Two demands at once
A single linear equation in x and y, like x + y = 5, has many solutions: (0,5), (2,3), (5,0), and infinitely more. Each one is an ordered pair that makes the equation true. A system of equations — also called simultaneous equations — lines up two or more such equations and asks for a pair that satisfies all of them at once.
So a solution of a system is stricter than a solution of one equation. It is not enough to fit the first equation; the same numbers must also fit the second. Picture each equation as a line in the coordinate plane: the solution is the point where the lines cross.

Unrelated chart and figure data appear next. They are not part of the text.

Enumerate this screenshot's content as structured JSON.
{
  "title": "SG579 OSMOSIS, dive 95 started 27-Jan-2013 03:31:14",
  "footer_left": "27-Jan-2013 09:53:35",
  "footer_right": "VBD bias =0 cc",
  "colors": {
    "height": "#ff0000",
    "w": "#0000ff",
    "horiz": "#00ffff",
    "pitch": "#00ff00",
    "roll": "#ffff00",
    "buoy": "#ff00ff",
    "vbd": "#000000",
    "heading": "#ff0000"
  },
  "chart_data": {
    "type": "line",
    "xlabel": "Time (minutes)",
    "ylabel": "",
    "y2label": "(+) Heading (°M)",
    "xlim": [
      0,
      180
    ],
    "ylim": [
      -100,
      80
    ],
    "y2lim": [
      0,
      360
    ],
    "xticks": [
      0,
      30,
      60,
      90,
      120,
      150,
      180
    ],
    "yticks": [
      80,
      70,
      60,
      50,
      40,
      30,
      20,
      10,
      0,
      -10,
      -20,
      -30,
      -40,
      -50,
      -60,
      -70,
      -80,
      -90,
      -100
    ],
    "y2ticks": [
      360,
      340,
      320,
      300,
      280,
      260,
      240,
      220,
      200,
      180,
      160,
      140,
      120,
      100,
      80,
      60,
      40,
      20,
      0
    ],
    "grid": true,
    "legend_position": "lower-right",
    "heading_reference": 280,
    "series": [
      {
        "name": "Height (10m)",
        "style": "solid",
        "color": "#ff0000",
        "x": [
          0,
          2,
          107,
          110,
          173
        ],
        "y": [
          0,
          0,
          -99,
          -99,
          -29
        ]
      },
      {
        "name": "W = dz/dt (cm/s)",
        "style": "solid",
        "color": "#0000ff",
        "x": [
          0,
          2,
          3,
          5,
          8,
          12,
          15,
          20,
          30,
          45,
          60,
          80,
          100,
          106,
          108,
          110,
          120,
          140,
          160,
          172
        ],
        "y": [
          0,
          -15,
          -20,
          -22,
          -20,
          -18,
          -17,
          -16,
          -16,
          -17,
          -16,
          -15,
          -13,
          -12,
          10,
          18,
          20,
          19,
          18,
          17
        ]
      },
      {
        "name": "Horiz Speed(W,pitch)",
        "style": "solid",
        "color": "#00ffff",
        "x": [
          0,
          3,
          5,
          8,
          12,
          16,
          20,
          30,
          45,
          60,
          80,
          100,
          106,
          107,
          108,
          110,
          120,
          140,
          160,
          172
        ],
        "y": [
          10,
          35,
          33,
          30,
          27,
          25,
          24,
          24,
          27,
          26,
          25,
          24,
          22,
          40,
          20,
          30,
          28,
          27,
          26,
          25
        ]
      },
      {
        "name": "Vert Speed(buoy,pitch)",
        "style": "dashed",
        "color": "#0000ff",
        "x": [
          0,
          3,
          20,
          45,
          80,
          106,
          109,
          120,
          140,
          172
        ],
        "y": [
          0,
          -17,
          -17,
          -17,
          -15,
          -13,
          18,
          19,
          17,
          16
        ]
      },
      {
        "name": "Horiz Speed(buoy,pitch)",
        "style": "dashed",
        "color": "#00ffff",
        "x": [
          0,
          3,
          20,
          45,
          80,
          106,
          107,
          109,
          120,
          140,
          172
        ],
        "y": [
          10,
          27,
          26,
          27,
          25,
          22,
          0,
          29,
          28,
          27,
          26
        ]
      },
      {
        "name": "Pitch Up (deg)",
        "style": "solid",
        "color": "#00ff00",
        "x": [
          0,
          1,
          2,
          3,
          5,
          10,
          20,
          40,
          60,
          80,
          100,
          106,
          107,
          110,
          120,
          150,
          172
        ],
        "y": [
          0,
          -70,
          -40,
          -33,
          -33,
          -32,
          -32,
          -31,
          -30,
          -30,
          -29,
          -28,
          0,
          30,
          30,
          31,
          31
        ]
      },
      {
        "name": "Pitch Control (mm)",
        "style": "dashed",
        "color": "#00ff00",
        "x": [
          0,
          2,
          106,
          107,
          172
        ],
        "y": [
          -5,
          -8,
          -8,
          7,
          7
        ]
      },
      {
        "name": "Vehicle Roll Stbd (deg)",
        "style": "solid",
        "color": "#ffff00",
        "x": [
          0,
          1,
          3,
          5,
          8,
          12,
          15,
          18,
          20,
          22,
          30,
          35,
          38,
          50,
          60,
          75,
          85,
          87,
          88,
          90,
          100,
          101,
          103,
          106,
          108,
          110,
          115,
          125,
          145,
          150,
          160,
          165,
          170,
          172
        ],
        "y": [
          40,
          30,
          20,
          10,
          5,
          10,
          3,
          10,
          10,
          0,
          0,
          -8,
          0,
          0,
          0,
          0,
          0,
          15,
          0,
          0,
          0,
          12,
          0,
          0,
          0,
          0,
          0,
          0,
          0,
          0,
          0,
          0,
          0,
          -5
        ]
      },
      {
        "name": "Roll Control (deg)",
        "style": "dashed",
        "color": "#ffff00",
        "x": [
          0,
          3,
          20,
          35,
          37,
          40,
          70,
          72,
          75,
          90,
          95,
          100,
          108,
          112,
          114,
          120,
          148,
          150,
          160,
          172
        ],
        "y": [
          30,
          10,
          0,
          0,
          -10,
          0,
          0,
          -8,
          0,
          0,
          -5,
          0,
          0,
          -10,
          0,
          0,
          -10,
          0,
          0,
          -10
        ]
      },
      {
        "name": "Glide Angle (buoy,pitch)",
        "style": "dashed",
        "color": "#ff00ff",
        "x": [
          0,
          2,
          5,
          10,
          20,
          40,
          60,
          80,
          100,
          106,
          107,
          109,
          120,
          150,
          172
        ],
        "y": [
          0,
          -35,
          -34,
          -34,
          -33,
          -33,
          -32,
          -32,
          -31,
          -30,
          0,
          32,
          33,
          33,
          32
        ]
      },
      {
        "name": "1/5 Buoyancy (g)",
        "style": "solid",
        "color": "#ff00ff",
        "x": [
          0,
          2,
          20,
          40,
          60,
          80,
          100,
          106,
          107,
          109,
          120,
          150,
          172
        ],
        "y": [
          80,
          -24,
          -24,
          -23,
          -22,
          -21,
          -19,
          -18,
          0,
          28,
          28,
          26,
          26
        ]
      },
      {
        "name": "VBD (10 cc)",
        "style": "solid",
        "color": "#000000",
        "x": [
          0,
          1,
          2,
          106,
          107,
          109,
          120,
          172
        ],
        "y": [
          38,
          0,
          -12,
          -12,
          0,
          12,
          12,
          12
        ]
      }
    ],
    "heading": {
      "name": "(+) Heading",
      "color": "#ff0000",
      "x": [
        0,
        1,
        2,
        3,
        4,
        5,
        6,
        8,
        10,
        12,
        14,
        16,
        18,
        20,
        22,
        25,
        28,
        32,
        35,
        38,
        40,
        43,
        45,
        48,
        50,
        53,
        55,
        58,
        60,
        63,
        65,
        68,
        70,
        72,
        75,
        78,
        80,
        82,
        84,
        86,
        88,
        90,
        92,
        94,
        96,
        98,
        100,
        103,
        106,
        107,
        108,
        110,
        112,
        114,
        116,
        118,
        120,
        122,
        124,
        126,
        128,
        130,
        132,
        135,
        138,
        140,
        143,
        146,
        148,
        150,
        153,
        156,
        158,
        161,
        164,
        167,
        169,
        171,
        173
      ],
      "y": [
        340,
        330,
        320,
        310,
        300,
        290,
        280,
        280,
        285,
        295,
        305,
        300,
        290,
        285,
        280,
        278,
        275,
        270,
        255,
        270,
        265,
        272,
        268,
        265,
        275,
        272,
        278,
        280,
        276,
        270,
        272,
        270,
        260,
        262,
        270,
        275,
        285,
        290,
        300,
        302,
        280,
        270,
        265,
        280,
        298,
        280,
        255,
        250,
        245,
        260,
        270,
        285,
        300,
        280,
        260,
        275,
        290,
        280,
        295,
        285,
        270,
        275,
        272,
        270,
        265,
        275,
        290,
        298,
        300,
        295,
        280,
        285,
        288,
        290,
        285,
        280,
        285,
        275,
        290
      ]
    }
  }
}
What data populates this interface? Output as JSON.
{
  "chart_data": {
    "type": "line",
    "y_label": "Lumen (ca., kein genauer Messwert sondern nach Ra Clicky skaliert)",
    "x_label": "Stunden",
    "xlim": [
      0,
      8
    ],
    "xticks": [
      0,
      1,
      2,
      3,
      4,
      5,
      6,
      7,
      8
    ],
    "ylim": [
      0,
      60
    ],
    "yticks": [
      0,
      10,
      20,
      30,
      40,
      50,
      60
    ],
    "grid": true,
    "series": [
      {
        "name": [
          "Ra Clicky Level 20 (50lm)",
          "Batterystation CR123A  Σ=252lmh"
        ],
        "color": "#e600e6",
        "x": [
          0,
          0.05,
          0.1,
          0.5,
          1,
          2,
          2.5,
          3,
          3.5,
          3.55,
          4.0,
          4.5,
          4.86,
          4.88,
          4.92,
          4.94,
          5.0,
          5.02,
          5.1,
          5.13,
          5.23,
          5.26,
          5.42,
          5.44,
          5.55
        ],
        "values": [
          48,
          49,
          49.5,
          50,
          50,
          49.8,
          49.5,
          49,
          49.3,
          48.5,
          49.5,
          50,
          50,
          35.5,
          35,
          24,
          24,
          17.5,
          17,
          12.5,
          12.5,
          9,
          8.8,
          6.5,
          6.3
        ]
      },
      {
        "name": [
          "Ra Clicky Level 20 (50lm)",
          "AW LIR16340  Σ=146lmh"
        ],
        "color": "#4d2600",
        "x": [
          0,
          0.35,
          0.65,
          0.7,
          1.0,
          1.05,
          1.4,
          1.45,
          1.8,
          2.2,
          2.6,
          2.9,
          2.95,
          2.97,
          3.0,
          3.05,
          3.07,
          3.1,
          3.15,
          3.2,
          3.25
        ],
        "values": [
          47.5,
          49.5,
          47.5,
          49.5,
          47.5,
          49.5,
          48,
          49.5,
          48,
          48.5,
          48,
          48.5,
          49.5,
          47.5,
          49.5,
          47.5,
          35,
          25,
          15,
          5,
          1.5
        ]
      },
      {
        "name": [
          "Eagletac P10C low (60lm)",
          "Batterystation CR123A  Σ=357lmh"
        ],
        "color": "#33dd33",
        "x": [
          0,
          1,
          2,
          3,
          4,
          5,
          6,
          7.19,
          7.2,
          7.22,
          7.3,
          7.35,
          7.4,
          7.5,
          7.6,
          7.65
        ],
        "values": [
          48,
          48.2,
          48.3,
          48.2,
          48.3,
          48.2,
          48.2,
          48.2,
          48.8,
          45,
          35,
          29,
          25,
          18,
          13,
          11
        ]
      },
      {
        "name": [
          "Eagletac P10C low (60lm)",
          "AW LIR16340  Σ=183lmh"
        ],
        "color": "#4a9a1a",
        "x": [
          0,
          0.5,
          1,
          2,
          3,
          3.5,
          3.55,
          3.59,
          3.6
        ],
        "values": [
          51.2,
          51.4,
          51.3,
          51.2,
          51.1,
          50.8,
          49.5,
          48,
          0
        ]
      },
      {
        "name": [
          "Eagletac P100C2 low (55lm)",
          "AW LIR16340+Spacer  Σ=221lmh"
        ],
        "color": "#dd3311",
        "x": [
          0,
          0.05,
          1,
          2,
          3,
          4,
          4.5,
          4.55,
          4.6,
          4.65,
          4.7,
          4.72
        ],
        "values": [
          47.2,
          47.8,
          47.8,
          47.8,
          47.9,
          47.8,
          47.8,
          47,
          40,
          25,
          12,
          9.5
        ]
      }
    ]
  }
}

Checking a candidate honestly
Before learning any solving method, learn to verify. Given a pair, check the solution by substituting it into every equation and confirming each one balances. If it fails even one, it is not a solution of the system, no matter how nicely it fits the rest.
System: x + y = 5
x - y = 1
Claim: (3, 2) is the solution.
Check equation 1: 3 + 2 = 5 ✓ true
Check equation 2: 3 - 2 = 1 ✓ true
Both hold, so (3, 2) is the solution of the system.
Counter-check: is (4, 1) a solution?
Eq 1: 4 + 1 = 5 ✓
Eq 2: 4 - 1 = 3 ≠ 1 ✗
(4, 1) fits the first line but misses the second — rejected.- Write the candidate pair as (x, y), naming which number is x and which is y.
- Substitute into the first equation and simplify both sides.
- Substitute the same pair into every remaining equation.
- Only call it a solution if every check turns into a true statement.